Strategy
Private equity investments are equity positions in privately held companies. Just as in publicly-traded companies, the equity owners can benefit from the company's growth and upside value potential.
Leveraged buyouts (LBOs) are the most prevalent private equity strategy. In an LBO, a private equity firm uses a combination of debt and equity capital to acquire an entire company (either an existing private company, or a public company in a take-private transaction). As the control owner of the company, the private equity firm has a range of options to generate returns: management team changes, operational improvements, expansions, strategic acquisitions, etc. The private equity firm seeks to sell the company for a higher price, generally targeting 4 to 6 years from purchase to exit.
Growth equity investments typically are partial, non-control equity investments in fast-growing companies. These companies need capital to accelerate strategic growth plans but are not interested in being fully acquired. Growth equity investments typically follow venture capital investments into mature startup companies.
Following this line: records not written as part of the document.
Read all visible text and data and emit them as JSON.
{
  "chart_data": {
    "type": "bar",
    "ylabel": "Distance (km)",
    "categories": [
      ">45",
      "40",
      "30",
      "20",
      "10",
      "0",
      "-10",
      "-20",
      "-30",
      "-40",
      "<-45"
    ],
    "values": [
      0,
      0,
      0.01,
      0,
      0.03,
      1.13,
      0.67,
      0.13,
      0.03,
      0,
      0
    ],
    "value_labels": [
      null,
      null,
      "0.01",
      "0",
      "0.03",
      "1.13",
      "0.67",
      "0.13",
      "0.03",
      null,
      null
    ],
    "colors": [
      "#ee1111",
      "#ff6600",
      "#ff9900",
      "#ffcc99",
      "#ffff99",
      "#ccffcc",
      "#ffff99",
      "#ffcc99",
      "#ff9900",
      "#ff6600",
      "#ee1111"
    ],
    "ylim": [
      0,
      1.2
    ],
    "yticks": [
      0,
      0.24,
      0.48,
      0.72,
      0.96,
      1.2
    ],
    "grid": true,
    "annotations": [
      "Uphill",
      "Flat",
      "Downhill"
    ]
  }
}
Private equity firms need capital to pursue their various strategies. This capital comes from underlying investors ('Limited Partners') in private equity funds, which typically include institutions (e.g., university endowments, foundations, pension plans, insurance companies), family offices, and ultra high net worth individuals. These investors benefit from the performance and value creation in private market companies that are not otherwise accessible in public markets. Our Fund investors now have the same opportunity to participate in private market investments.